Commenting on the study, Dr. Gregg Fonarow, American Heart Association spokesman and a professor of cardiology at the University of California, Los Angeles, said that "cardiac-resynchronization therapy alone or together with an implantable cardioverter-defibrillator has previously been shown to reduce mortality and hospitalizations in patients with moderate to severe heart failure."

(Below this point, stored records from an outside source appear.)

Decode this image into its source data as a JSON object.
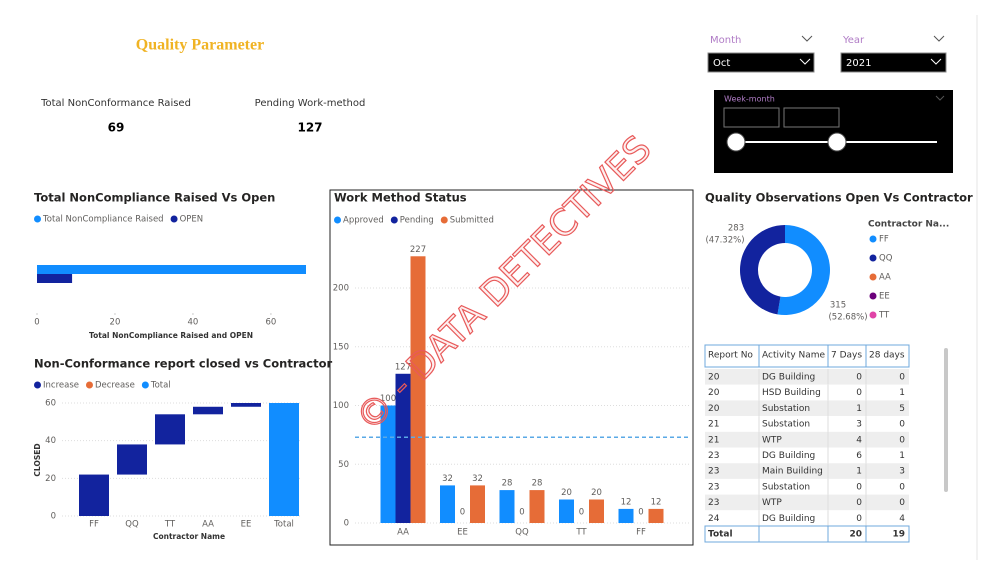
{
  "header": {
    "title": "Quality Parameter"
  },
  "kpis": [
    {
      "label": "Total NonConformance Raised",
      "value": 69
    },
    {
      "label": "Pending Work-method",
      "value": 127
    }
  ],
  "slicers": {
    "month": {
      "label": "Month",
      "value": "Oct"
    },
    "year": {
      "label": "Year",
      "value": "2021"
    },
    "week": {
      "label": "Week-month"
    }
  },
  "watermark": "© - DATA DETECTIVES",
  "chart_data": [
    {
      "type": "hbar",
      "title": "Total NonCompliance Raised Vs Open",
      "series": [
        {
          "name": "Total NonCompliance Raised",
          "color": "#118dff",
          "values": [
            69
          ]
        },
        {
          "name": "OPEN",
          "color": "#12239e",
          "values": [
            9
          ]
        }
      ],
      "xlim": [
        0,
        69
      ],
      "xticks": [
        0,
        20,
        40,
        60
      ],
      "xlabel": "Total NonCompliance Raised and OPEN"
    },
    {
      "type": "waterfall",
      "title": "Non-Conformance report closed vs Contractor",
      "legend": [
        {
          "name": "Increase",
          "color": "#12239e"
        },
        {
          "name": "Decrease",
          "color": "#e66c37"
        },
        {
          "name": "Total",
          "color": "#118dff"
        }
      ],
      "categories": [
        "FF",
        "QQ",
        "TT",
        "AA",
        "EE",
        "Total"
      ],
      "values": [
        22,
        16,
        16,
        4,
        2,
        60
      ],
      "ylim": [
        0,
        60
      ],
      "yticks": [
        0,
        20,
        40,
        60
      ],
      "ylabel": "CLOSED",
      "xlabel": "Contractor Name",
      "grid": true
    },
    {
      "type": "bar",
      "title": "Work Method Status",
      "categories": [
        "AA",
        "EE",
        "QQ",
        "TT",
        "FF"
      ],
      "series": [
        {
          "name": "Approved",
          "color": "#118dff",
          "values": [
            100,
            32,
            28,
            20,
            12
          ]
        },
        {
          "name": "Pending",
          "color": "#12239e",
          "values": [
            127,
            0,
            0,
            0,
            0
          ]
        },
        {
          "name": "Submitted",
          "color": "#e66c37",
          "values": [
            227,
            32,
            28,
            20,
            12
          ]
        }
      ],
      "ylim": [
        0,
        240
      ],
      "yticks": [
        0,
        50,
        100,
        150,
        200
      ],
      "reference_line": 73,
      "grid": true
    },
    {
      "type": "pie",
      "title": "Quality Observations Open Vs Contractor",
      "legend_title": "Contractor Na...",
      "categories": [
        "FF",
        "QQ",
        "AA",
        "EE",
        "TT"
      ],
      "colors": [
        "#118dff",
        "#12239e",
        "#e66c37",
        "#6b007b",
        "#e044a7"
      ],
      "values": [
        315,
        283,
        null,
        null,
        null
      ],
      "percent_labels": [
        "(52.68%)",
        "(47.32%)",
        null,
        null,
        null
      ]
    }
  ],
  "table": {
    "columns": [
      "Report No",
      "Activity Name",
      "7 Days",
      "28 days"
    ],
    "rows": [
      [
        20,
        "DG Building",
        0,
        0
      ],
      [
        20,
        "HSD Building",
        0,
        1
      ],
      [
        20,
        "Substation",
        1,
        5
      ],
      [
        21,
        "Substation",
        3,
        0
      ],
      [
        21,
        "WTP",
        4,
        0
      ],
      [
        23,
        "DG Building",
        6,
        1
      ],
      [
        23,
        "Main Building",
        1,
        3
      ],
      [
        23,
        "Substation",
        0,
        0
      ],
      [
        23,
        "WTP",
        0,
        0
      ],
      [
        24,
        "DG Building",
        0,
        4
      ]
    ],
    "total": {
      "label": "Total",
      "values": [
        20,
        19
      ]
    }
  }
}
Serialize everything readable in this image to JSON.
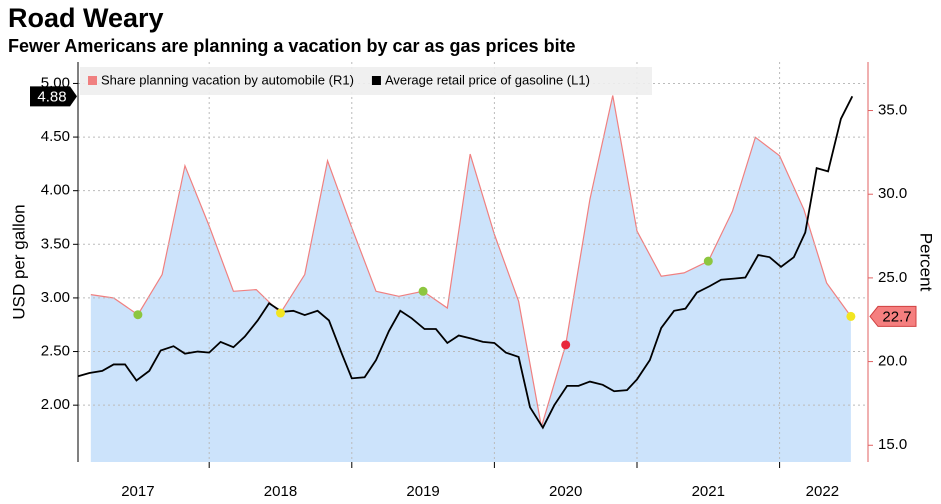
{
  "chart_data": {
    "type": "line",
    "title": "Road Weary",
    "subtitle": "Fewer Americans are planning a vacation by car as gas prices bite",
    "ylabel": "USD per gallon",
    "y2label": "Percent",
    "xlim": [
      2017.08,
      2022.62
    ],
    "xticks": [
      {
        "value": 2017.5,
        "label": "2017"
      },
      {
        "value": 2018.5,
        "label": "2018"
      },
      {
        "value": 2019.5,
        "label": "2019"
      },
      {
        "value": 2020.5,
        "label": "2020"
      },
      {
        "value": 2021.5,
        "label": "2021"
      },
      {
        "value": 2022.3,
        "label": "2022"
      }
    ],
    "ylim": [
      1.47,
      5.2
    ],
    "yticks": [
      {
        "value": 2,
        "label": "2.00"
      },
      {
        "value": 2.5,
        "label": "2.50"
      },
      {
        "value": 3,
        "label": "3.00"
      },
      {
        "value": 3.5,
        "label": "3.50"
      },
      {
        "value": 4,
        "label": "4.00"
      },
      {
        "value": 4.5,
        "label": "4.50"
      },
      {
        "value": 5,
        "label": "5.00"
      }
    ],
    "y2lim": [
      14,
      37.9
    ],
    "y2ticks": [
      {
        "value": 15,
        "label": "15.0"
      },
      {
        "value": 20,
        "label": "20.0"
      },
      {
        "value": 25,
        "label": "25.0"
      },
      {
        "value": 30,
        "label": "30.0"
      },
      {
        "value": 35,
        "label": "35.0"
      }
    ],
    "grid": true,
    "series": [
      {
        "name": "Share planning vacation by automobile (R1)",
        "type": "area",
        "axis": "y2",
        "color": "#f08080",
        "fill": "#cce3fb",
        "x": [
          2017.17,
          2017.33,
          2017.5,
          2017.67,
          2017.83,
          2018,
          2018.17,
          2018.33,
          2018.5,
          2018.67,
          2018.83,
          2019,
          2019.17,
          2019.33,
          2019.5,
          2019.67,
          2019.83,
          2020,
          2020.17,
          2020.33,
          2020.5,
          2020.67,
          2020.83,
          2021,
          2021.17,
          2021.33,
          2021.5,
          2021.67,
          2021.83,
          2022,
          2022.17,
          2022.33,
          2022.5
        ],
        "values": [
          24.0,
          23.8,
          22.8,
          25.2,
          31.7,
          28.1,
          24.2,
          24.3,
          22.9,
          25.2,
          32.0,
          28.0,
          24.2,
          23.9,
          24.2,
          23.2,
          32.4,
          27.6,
          23.6,
          16.1,
          21.0,
          29.7,
          35.9,
          27.8,
          25.1,
          25.3,
          26.0,
          29.0,
          33.4,
          32.3,
          29.1,
          24.7,
          22.7
        ],
        "marker_colors": [
          null,
          null,
          "#8dc63f",
          null,
          null,
          null,
          null,
          null,
          "#f2e521",
          null,
          null,
          null,
          null,
          null,
          "#8dc63f",
          null,
          null,
          null,
          null,
          null,
          "#e8283c",
          null,
          null,
          null,
          null,
          null,
          "#8dc63f",
          null,
          null,
          null,
          null,
          null,
          "#f2e521"
        ]
      },
      {
        "name": "Average retail price of gasoline (L1)",
        "type": "line",
        "axis": "y",
        "color": "#000000",
        "x": [
          2017.08,
          2017.16,
          2017.25,
          2017.33,
          2017.41,
          2017.49,
          2017.58,
          2017.66,
          2017.75,
          2017.83,
          2017.92,
          2018.0,
          2018.08,
          2018.17,
          2018.25,
          2018.34,
          2018.42,
          2018.51,
          2018.59,
          2018.67,
          2018.76,
          2018.84,
          2018.93,
          2019.0,
          2019.09,
          2019.17,
          2019.26,
          2019.34,
          2019.42,
          2019.51,
          2019.59,
          2019.67,
          2019.75,
          2019.84,
          2019.92,
          2020.0,
          2020.08,
          2020.17,
          2020.25,
          2020.34,
          2020.42,
          2020.51,
          2020.59,
          2020.67,
          2020.76,
          2020.84,
          2020.93,
          2021.0,
          2021.09,
          2021.17,
          2021.26,
          2021.34,
          2021.42,
          2021.51,
          2021.59,
          2021.68,
          2021.76,
          2021.85,
          2021.93,
          2022.01,
          2022.1,
          2022.18,
          2022.26,
          2022.34,
          2022.43,
          2022.51
        ],
        "values": [
          2.27,
          2.3,
          2.32,
          2.38,
          2.38,
          2.23,
          2.32,
          2.51,
          2.55,
          2.48,
          2.5,
          2.49,
          2.59,
          2.54,
          2.64,
          2.79,
          2.95,
          2.87,
          2.88,
          2.84,
          2.88,
          2.79,
          2.48,
          2.25,
          2.26,
          2.42,
          2.69,
          2.88,
          2.81,
          2.71,
          2.71,
          2.58,
          2.65,
          2.62,
          2.59,
          2.58,
          2.49,
          2.45,
          1.98,
          1.79,
          2.0,
          2.18,
          2.18,
          2.22,
          2.19,
          2.13,
          2.14,
          2.24,
          2.42,
          2.72,
          2.88,
          2.9,
          3.05,
          3.11,
          3.17,
          3.18,
          3.19,
          3.4,
          3.38,
          3.29,
          3.38,
          3.61,
          4.21,
          4.18,
          4.67,
          4.88
        ]
      }
    ]
  }
}
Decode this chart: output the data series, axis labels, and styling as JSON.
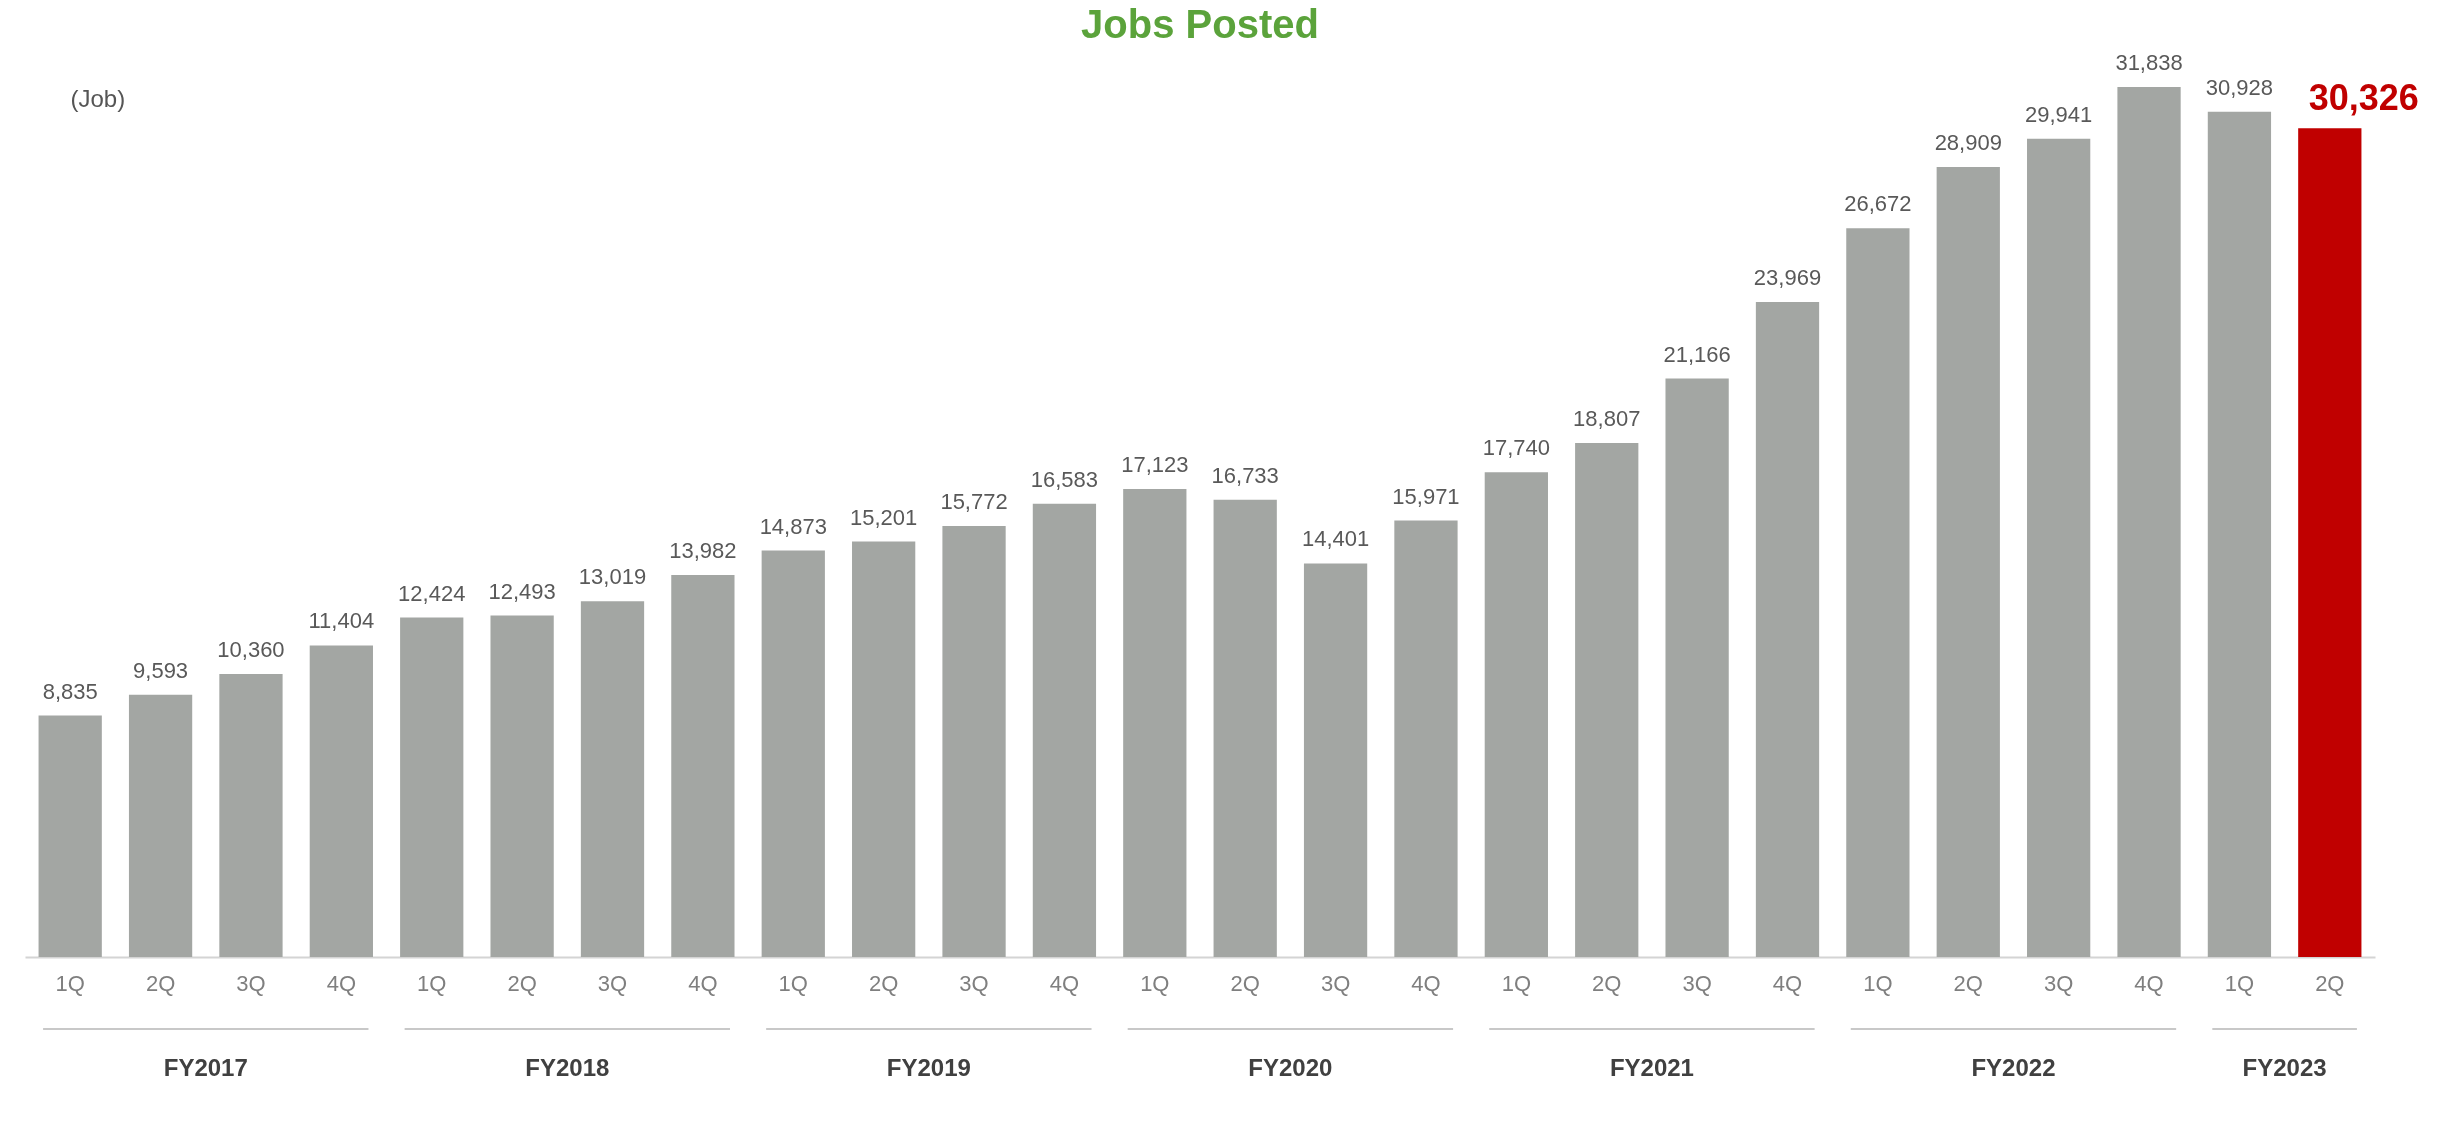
{
  "chart_data": {
    "type": "bar",
    "title": "Jobs Posted",
    "ylabel": "(Job)",
    "categories": [
      "1Q",
      "2Q",
      "3Q",
      "4Q",
      "1Q",
      "2Q",
      "3Q",
      "4Q",
      "1Q",
      "2Q",
      "3Q",
      "4Q",
      "1Q",
      "2Q",
      "3Q",
      "4Q",
      "1Q",
      "2Q",
      "3Q",
      "4Q",
      "1Q",
      "2Q",
      "3Q",
      "4Q",
      "1Q",
      "2Q"
    ],
    "values": [
      8835,
      9593,
      10360,
      11404,
      12424,
      12493,
      13019,
      13982,
      14873,
      15201,
      15772,
      16583,
      17123,
      16733,
      14401,
      15971,
      17740,
      18807,
      21166,
      23969,
      26672,
      28909,
      29941,
      31838,
      30928,
      30326
    ],
    "value_labels": [
      "8,835",
      "9,593",
      "10,360",
      "11,404",
      "12,424",
      "12,493",
      "13,019",
      "13,982",
      "14,873",
      "15,201",
      "15,772",
      "16,583",
      "17,123",
      "16,733",
      "14,401",
      "15,971",
      "17,740",
      "18,807",
      "21,166",
      "23,969",
      "26,672",
      "28,909",
      "29,941",
      "31,838",
      "30,928",
      "30,326"
    ],
    "colors": [
      "#a3a6a3",
      "#a3a6a3",
      "#a3a6a3",
      "#a3a6a3",
      "#a3a6a3",
      "#a3a6a3",
      "#a3a6a3",
      "#a3a6a3",
      "#a3a6a3",
      "#a3a6a3",
      "#a3a6a3",
      "#a3a6a3",
      "#a3a6a3",
      "#a3a6a3",
      "#a3a6a3",
      "#a3a6a3",
      "#a3a6a3",
      "#a3a6a3",
      "#a3a6a3",
      "#a3a6a3",
      "#a3a6a3",
      "#a3a6a3",
      "#a3a6a3",
      "#a3a6a3",
      "#a3a6a3",
      "#c00000"
    ],
    "tick_labels": "x",
    "annotations": [
      "FY2017",
      "FY2018",
      "FY2019",
      "FY2020",
      "FY2021",
      "FY2022",
      "FY2023"
    ]
  }
}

Combined medical therapy and device therapy for patients with mild, moderate and severe heart failure can substantially improve survival and reduce the likelihood of hospitalization, he said. "The cumulative benefits offered to heart failure patients by evidence-based medication and device-based therapies are truly remarkable."
The meeting also produced another potentially positive development in heart failure treatment with the release on Sunday of a trial of the drug eplerenone (Inspra), conducted in Europe and led by Dr. Faiez Zannad of University of Nancy in Nancy, France. This trial was also reported in the New England Journal of Medicine.
In the study, more than 2,700 patients with chronic heart failure but mild symptoms were randomly chosen to receive up to 50 milligrams of eplerenone daily or a placebo, in addition to recommended therapy.
The results were so positive -- about 18 percent of patients on eplerenone dying from cardiovascular causes or being hospitalized for heart failure, versus almost 26 percent of those on a placebo -- that the trial was stopped prematurely at 21 months, the researchers reported.
Eplerenone is from a class of drugs called aldosterone antagonists, which also includes the cheaper medication spironolactone, according to a journal editorial written by Dr. Paul W. Armstrong of the University of Alberta, in Edmonton, Canada.
Zannad and his team "have added real value to the management of heart failure" with the release of the study results, Armstrong wrote. However, he questioned whether the results would have been as positive in patients who already had pacemakers or implanted defibrillators (as is recommended in current heart failure guidelines). Armstrong also wondered if the additional cost of eplerenone makes it a second choice for patients if they respond well to the less expensive spironolactone.